The New York branch of the Federal Reserve, which acts as the US central bank, said Thursday that the so-called Empire State Manufacturing Index It rose to 26.30 points, the highest level since the start of the epidemic, from 17.40 points in March. Experts expected a lesser improving indicator, 19.50 points, for April.
Among other things, the new orders sub-index rose 8 points to 26.9, and the employment sub-index rose 5 points to 13.9. The Empire State Manufacturing Index overall is a good indicator of how the National Manufacturing Purchasing Managers’ Index (BMI) is developing, which is calculated by the American Institute of Supply Management (ISM). The Institute of Supply Management (ISM) in the United States Manufacturing PMI (BMI) for March, released in early April, was 64.7 points, the highest level since December 1983 after 60.8 points in February. Meanwhile, manufacturing performance growth in the US Mid-Atlantic region slowed much less than analysts had expected in April. The Federal Reserve (Fed) as the US Federal Reserve Philadelphia branch On Thursday, the manufacturing performance index fell 50.2 from 51.8 in March. Analysts expected a further deterioration of 42 points for the month of April. A value below zero indicates a decrease in manufacturing performance, and a positive value indicates expansion.
The index, which reached an all-time low of 56.6 and 43.1 points in April and May respectively, was already in the positive range of growth in April of this year for the eleventh consecutive month. The new orders sub-index decreased from 50.9 to 36 in April, while the employment index rose from 30.1 in March to 30.8. Firms are more optimistic about the future, as the index reflects expectations for the next six months from 61.6 in March to 66.6 in April. Analysts say the Fed’s data on manufacturing activity in the Philadelphia region generally reflects the national trend.
It fell sharply, much more than expected The number of first-time applicants for unemployment benefits In the US last week, another sign that the economic situation is improving. (In short here we wrote.)
The Washington Department of Labor said Thursday that seasonally adjusted data show that the number of first-time job seekers fell to 576,000 in the week ending April 10, down 193,000 from 769,000 the previous week. The number of requests has not been very low since the outbreak of the coronavirus pandemic, with the most recent being a value of less than 256,000 from the week ending March 14 last year. Analysts had expected weaker data, the figure of 700,000.

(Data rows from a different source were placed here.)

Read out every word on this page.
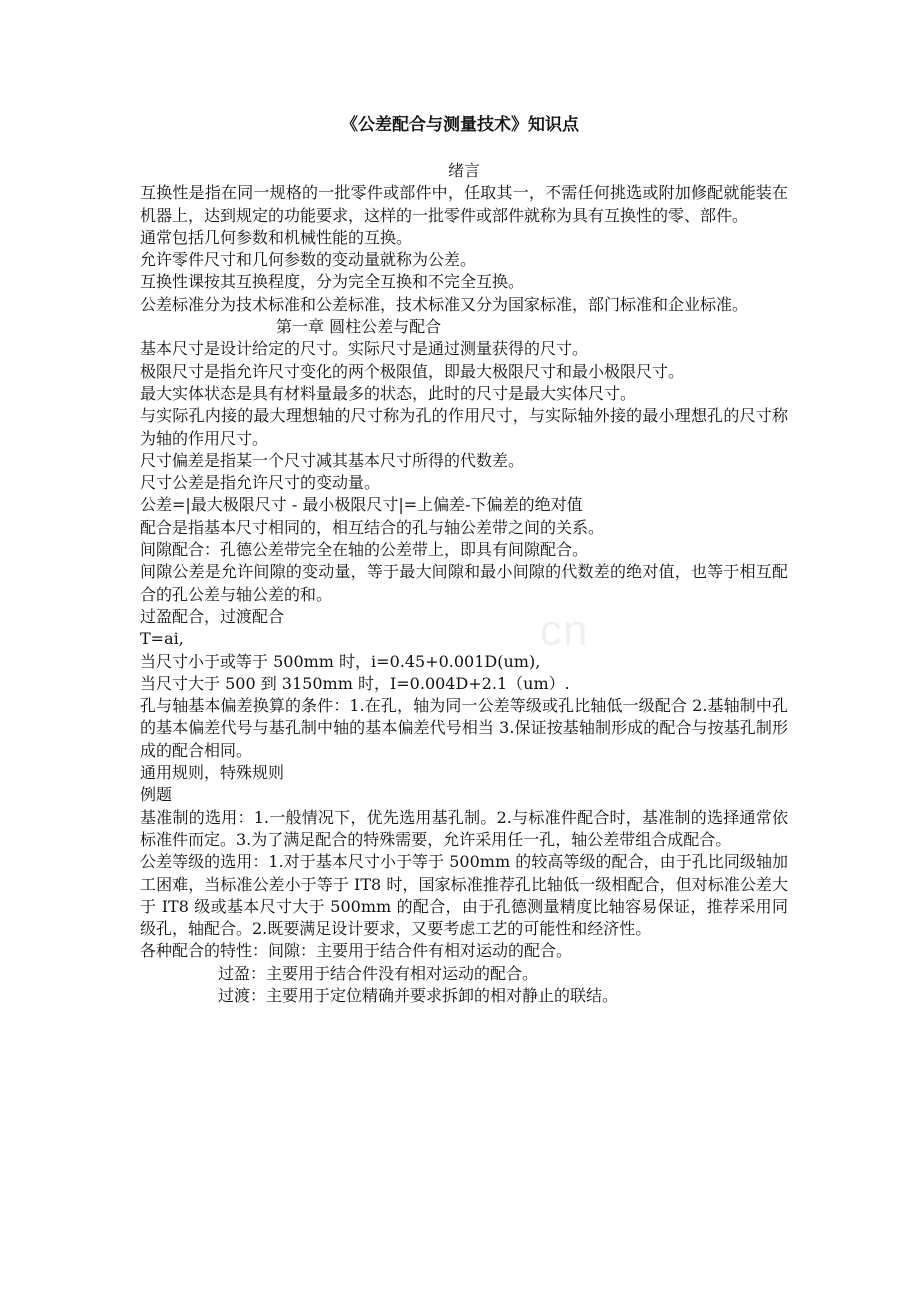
cn
《公差配合与测量技术》知识点

绪言

互换性是指在同一规格的一批零件或部件中，任取其一，不需任何挑选或附加修配就能装在机器上，达到规定的功能要求，这样的一批零件或部件就称为具有互换性的零、部件。

通常包括几何参数和机械性能的互换。

允许零件尺寸和几何参数的变动量就称为公差。

互换性课按其互换程度，分为完全互换和不完全互换。

公差标准分为技术标准和公差标准，技术标准又分为国家标准，部门标准和企业标准。

第一章 圆柱公差与配合

基本尺寸是设计给定的尺寸。实际尺寸是通过测量获得的尺寸。

极限尺寸是指允许尺寸变化的两个极限值，即最大极限尺寸和最小极限尺寸。

最大实体状态是具有材料量最多的状态，此时的尺寸是最大实体尺寸。

与实际孔内接的最大理想轴的尺寸称为孔的作用尺寸，与实际轴外接的最小理想孔的尺寸称为轴的作用尺寸。

尺寸偏差是指某一个尺寸减其基本尺寸所得的代数差。

尺寸公差是指允许尺寸的变动量。

公差=|最大极限尺寸 - 最小极限尺寸|=上偏差-下偏差的绝对值

配合是指基本尺寸相同的，相互结合的孔与轴公差带之间的关系。

间隙配合：孔德公差带完全在轴的公差带上，即具有间隙配合。

间隙公差是允许间隙的变动量，等于最大间隙和最小间隙的代数差的绝对值，也等于相互配合的孔公差与轴公差的和。

过盈配合，过渡配合

T=ai,

当尺寸小于或等于 500mm 时，i=0.45+0.001D(um),

当尺寸大于 500 到 3150mm 时，I=0.004D+2.1（um）.

孔与轴基本偏差换算的条件：1.在孔，轴为同一公差等级或孔比轴低一级配合 2.基轴制中孔的基本偏差代号与基孔制中轴的基本偏差代号相当 3.保证按基轴制形成的配合与按基孔制形成的配合相同。

通用规则，特殊规则

例题

基准制的选用：1.一般情况下，优先选用基孔制。2.与标准件配合时，基准制的选择通常依标准件而定。3.为了满足配合的特殊需要，允许采用任一孔，轴公差带组合成配合。

公差等级的选用：1.对于基本尺寸小于等于 500mm 的较高等级的配合，由于孔比同级轴加工困难，当标准公差小于等于 IT8 时，国家标准推荐孔比轴低一级相配合，但对标准公差大于 IT8 级或基本尺寸大于 500mm 的配合，由于孔德测量精度比轴容易保证，推荐采用同级孔，轴配合。2.既要满足设计要求，又要考虑工艺的可能性和经济性。

各种配合的特性：间隙：主要用于结合件有相对运动的配合。

过盈：主要用于结合件没有相对运动的配合。

过渡：主要用于定位精确并要求拆卸的相对静止的联结。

The number of applications fell below 600,000 for the first time since the start of the pandemic and is now below the peak at the time of the 2007-2009 global financial and economic crisis, with 8.7 million jobs lost and 665,000 peaking for the first time in unemployment benefits – the weekly number of applicants. The number of orders has decreased by more than 90 percent from its peak at the time of the pandemic, to 6,867,000 at the end of March last year.
The four-week moving average, which measures the number of assistance requests – helping to filter out one-off temporary effects – fell by 47,000 to 250,683,000 last week, up from 4.9 million a year ago.
Recent data indicates that the US economy is recovering from the pandemic crisis with renewed vigor: consumer spending is rising, manufacturing is getting stronger, and employers are expanding the number of employees. 916,000 new jobs were created in March, the most since August of last year. The unemployment rate fell from 6.2 percent to 6 percent, less than half of the 14.8 percent measured at the height of the epidemic.
The epidemic and measures to reduce it ended a record 113-month increase in employment in March without any transmission. More than 22.3 million jobs were lost in March and April, more than 60 percent of which, 13.5 million jobs, have been returned since. The Congressional Budget Office estimates that employment could return to pre-pandemic levels by 2024.
We also already mentioned that after the 2.7% decline in February, there was an increase of 9.8% in March. Retail turnover In the United States in March. Not only was the monthly growth impressive, it also exceeded expectations, with analysts forecasting 5.9% growth. Excluding auto sales, traffic growth was 8.4% instead of the expected 5%.